Whenever I read a blog that isn’t wildly successful — one that’s started by an average person simply because they wanted to write — I love to see them articulate why they started a blog. Based on my highly scientific research, I’ve found that most people started blogging simply because they wanted to. (A sophisticated observation, I know.) Blogging provides something to do, and it connects you with a larger world. People just want to share a little of themselves, and thanks to the Internet, it’s pretty easy to do that these days. I also think most people secretly (or not so secretly) imagine that their blog will make them ridiculously wealthy and famous and that they can quit their real job and work exclusively in the afternoon, while wearing sweatpants.

Kathleen and I would be lying if we said our motivations weren’t pretty much the same as everyone else’s. Both of us like to write, both of us have a lot of opinions, and both of us love blogs. We’re the ones who truly enjoy a snarky comment on Wonkette, the ones who secretly wish we were Heather and Jessica from Go Fug Yourself, the ones who g-chat each other instantly when there’s a new post on Stuff White People Like. And neither of us would complain if blogging led to a life where we worked from an amazing penthouse apartment in D.C. and pranced around in fancy pajamas drinking gin and tonics in the middle of the day, occasionally pausing to write a mind-blowingly witty and insightful blog entry. Neither of us are actually banking on this happening, but hey, a girl can dream.

So while Kathleen was bored at home, and I was bored temping as a receptionist, we starting g-chatting about blogs. A friend of ours from college had recently started one, and both of us confessed that we had toyed with the idea in the past. While helping each other brainstorm about our own potential blogs, I threw out the idea that we write one together. About 3 seconds later, Kathleen said that she loved the idea, and here we are.

A word about the title of this blog.
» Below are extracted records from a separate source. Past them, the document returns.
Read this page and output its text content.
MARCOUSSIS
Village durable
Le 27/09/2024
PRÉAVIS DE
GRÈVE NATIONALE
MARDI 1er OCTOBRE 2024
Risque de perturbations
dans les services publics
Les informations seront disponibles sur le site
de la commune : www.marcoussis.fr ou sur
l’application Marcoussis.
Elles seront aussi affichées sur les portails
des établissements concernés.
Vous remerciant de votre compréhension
Right before we graduated from college about a month ago, I discovered a book called Not Quite What I Was Planning: Six Word Memoirs From Writers Famous and Obscure. The idea of the book is to challenge people to pen their own six-word memoirs, a challenge to which my friends and I have become addicted. It’s thrilling to whittle a scenario, or a life, down to only six words. One of my favorite examples from the book is Stephen Colbert’s: “Well, I thought it was funny.” Simply because it’s fun, we wanted to incorporate the idea of the six-word memoir into our fledgling blog. And with a nod to each of our idealistic natures (I’m going into conflict resolution, Kathleen breathes politics), we threw in the “change the world” part. Because we each hope we can, with or without the blog.